APEC with a third of its total population under the age of 24, is a very dynamic region.
Active exchanges among young people are essential if the Asia-Pacific economy is to remain connected not only in the present but also in the future.
Korea has been running a variety of education, business and culture programs to promote cooperation and exchanges among the young generations in APEC members.
We are pushing youth exchange programs for 2,023 people in both Korea and the United States. We are also significantly expanding exchange projects for the young generation in cooperation with Japan.
In addition, we are supporting working holiday programs in Canada, Australia and Japan. Also under way is a project to invite outstanding students from Viet Nam, Indonesia, Malaysia and other ASEAN countries to Korea.

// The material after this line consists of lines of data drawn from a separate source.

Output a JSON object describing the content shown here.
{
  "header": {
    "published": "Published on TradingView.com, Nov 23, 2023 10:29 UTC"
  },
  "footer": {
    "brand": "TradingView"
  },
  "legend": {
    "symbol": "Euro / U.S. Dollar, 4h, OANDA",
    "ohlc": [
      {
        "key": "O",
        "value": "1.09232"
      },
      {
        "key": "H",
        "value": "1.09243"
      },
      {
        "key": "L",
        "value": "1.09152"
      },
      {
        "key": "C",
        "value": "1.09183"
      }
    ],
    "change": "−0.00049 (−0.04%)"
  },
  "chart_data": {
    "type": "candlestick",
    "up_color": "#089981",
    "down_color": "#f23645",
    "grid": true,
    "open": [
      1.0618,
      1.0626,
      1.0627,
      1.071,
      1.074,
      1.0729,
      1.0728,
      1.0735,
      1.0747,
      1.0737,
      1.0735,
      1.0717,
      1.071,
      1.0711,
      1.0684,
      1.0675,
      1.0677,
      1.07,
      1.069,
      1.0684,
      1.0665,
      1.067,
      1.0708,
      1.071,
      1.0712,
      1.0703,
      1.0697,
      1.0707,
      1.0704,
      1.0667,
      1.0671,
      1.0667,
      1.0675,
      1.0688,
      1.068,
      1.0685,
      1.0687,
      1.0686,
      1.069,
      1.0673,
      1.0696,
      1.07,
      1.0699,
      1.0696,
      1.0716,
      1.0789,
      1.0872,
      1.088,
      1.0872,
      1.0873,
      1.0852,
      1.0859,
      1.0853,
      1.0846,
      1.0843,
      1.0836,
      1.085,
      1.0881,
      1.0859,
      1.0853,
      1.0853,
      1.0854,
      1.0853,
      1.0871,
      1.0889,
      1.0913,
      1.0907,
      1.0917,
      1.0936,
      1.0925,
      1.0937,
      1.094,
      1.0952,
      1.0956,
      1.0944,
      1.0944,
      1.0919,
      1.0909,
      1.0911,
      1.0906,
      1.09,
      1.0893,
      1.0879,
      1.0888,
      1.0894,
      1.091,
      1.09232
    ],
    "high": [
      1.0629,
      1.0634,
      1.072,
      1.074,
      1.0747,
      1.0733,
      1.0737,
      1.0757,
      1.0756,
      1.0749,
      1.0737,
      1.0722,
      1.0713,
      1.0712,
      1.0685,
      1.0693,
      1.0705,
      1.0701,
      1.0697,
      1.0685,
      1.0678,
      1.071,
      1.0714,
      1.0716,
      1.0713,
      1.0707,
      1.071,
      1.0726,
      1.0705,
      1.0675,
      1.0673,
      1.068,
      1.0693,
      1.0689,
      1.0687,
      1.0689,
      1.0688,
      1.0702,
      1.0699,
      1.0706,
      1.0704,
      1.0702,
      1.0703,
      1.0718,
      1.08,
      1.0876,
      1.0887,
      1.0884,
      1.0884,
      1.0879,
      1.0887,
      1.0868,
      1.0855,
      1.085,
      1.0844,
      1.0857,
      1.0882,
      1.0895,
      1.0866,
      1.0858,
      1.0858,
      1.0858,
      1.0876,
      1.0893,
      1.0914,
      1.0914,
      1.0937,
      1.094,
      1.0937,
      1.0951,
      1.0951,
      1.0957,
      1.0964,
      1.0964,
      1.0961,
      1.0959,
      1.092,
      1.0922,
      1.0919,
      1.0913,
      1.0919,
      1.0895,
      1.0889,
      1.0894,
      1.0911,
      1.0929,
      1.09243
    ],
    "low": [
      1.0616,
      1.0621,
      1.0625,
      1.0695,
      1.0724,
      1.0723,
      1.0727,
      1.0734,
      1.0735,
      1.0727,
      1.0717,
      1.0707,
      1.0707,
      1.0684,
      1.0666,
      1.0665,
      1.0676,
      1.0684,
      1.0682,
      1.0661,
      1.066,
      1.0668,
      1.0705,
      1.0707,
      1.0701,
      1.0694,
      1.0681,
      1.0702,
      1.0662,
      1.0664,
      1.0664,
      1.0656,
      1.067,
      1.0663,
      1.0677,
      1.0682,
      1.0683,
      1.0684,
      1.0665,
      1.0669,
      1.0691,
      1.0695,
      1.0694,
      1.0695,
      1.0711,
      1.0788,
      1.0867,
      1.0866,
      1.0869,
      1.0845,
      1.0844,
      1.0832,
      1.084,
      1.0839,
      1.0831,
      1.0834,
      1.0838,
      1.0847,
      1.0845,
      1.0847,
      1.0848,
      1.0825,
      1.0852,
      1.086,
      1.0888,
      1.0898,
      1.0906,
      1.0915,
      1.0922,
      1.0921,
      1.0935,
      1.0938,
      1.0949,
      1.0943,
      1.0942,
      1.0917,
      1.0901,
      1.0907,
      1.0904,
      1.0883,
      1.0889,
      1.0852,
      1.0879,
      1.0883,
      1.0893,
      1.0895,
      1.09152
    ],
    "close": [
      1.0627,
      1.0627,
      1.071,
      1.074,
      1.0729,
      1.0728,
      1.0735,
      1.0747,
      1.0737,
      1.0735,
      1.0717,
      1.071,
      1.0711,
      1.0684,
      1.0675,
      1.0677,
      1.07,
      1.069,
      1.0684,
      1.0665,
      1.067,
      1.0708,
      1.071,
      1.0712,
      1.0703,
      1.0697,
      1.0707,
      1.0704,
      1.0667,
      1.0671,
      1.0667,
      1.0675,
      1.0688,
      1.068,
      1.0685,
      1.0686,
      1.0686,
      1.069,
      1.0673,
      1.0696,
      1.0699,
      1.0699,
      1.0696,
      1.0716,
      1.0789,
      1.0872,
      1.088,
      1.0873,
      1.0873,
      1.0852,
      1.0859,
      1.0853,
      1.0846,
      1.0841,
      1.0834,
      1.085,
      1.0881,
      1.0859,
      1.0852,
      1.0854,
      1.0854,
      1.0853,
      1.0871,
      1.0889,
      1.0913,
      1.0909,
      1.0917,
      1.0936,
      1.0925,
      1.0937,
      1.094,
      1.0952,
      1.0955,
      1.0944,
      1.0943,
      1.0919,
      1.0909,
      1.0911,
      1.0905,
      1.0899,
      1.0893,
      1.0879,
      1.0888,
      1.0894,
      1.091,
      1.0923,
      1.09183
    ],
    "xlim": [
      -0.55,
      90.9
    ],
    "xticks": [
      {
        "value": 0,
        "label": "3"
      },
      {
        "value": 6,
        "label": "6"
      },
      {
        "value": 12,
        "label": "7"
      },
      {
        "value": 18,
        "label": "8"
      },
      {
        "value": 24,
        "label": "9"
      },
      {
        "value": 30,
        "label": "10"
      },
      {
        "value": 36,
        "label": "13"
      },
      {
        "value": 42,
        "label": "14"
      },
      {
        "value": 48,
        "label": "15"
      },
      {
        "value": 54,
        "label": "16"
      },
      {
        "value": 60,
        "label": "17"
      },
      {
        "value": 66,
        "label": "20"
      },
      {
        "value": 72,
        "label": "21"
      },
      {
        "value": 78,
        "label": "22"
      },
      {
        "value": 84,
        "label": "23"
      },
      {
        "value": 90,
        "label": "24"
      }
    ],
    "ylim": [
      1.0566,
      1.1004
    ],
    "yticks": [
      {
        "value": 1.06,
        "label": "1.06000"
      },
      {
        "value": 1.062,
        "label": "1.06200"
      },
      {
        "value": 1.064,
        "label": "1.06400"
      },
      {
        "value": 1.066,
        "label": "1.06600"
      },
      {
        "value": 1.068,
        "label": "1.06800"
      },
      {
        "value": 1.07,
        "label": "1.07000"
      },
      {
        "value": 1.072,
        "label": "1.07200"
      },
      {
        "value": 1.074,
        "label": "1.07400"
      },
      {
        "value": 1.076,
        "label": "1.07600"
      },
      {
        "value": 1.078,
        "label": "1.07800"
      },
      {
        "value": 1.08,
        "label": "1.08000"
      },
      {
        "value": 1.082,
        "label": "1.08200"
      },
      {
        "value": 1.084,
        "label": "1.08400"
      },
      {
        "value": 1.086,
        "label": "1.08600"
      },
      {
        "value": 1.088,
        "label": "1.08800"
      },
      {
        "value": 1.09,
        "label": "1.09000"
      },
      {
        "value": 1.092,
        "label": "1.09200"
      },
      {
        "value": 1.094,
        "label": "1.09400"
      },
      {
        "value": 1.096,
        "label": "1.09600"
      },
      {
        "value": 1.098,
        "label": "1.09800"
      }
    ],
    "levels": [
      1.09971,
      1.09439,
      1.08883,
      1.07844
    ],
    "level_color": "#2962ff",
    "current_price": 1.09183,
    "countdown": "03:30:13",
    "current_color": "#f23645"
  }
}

APEC introduced the APEC Business Travel Card (ABTC) system in 1997 to promote people-to-people exchanges for trade and investment within the region, and this has garnered a favorable response.
Building upon the success of the ABTC, Korea intends to propose a Young Scientist Exchange Initiative in the region.
This will guarantee that young people who have advanced science degrees and are engaged in related research and development can move freely within the region.
I hope that APEC will discuss ways to waive visas and speed up entry and exit procedures for such specialists visiting APEC members to attend conferences and workshops and plan R&D.
Distinguished Business Leaders,
APEC, thanks to the active participation of businesspeople who have always raised new topics and spearheaded change, has now advanced and grown beyond the Asia-Pacific region to become the largest body for economic cooperation in the world.
The discussion on creating the Free Trade Area of the Asia-Pacific – the key vision embraced by APEC – was also initiated on recommendations from the APEC Business Advisory Council.
The proposals that business leaders made at this APEC meeting – forming an APEC AI advisory group and enhancing digital literacy – are also very timely.
Businesspeople have served as a precious source of knowledge capable of devising innovative solutions whenever the global economy reaches a decisive juncture.
The true principal agents of APEC are business leaders like yourselves.
As the Chair of APEC in 2025, the Republic of Korea wants to see businesspeople succeed in whatever they do and will work closely with you in preparing to host the 2025 APEC Leaders’ Meeting.
I hope that this CEO Summit will prove to be a historic forum that marks a milestone as APEC prepares to embark on its next 30 years.
I would like to express my gratitude once more to the U.S. National Center for APEC, the Private Sector Host Committee Co-Chairs and the business leaders who have made this meaningful opportunity possible today. Thank you.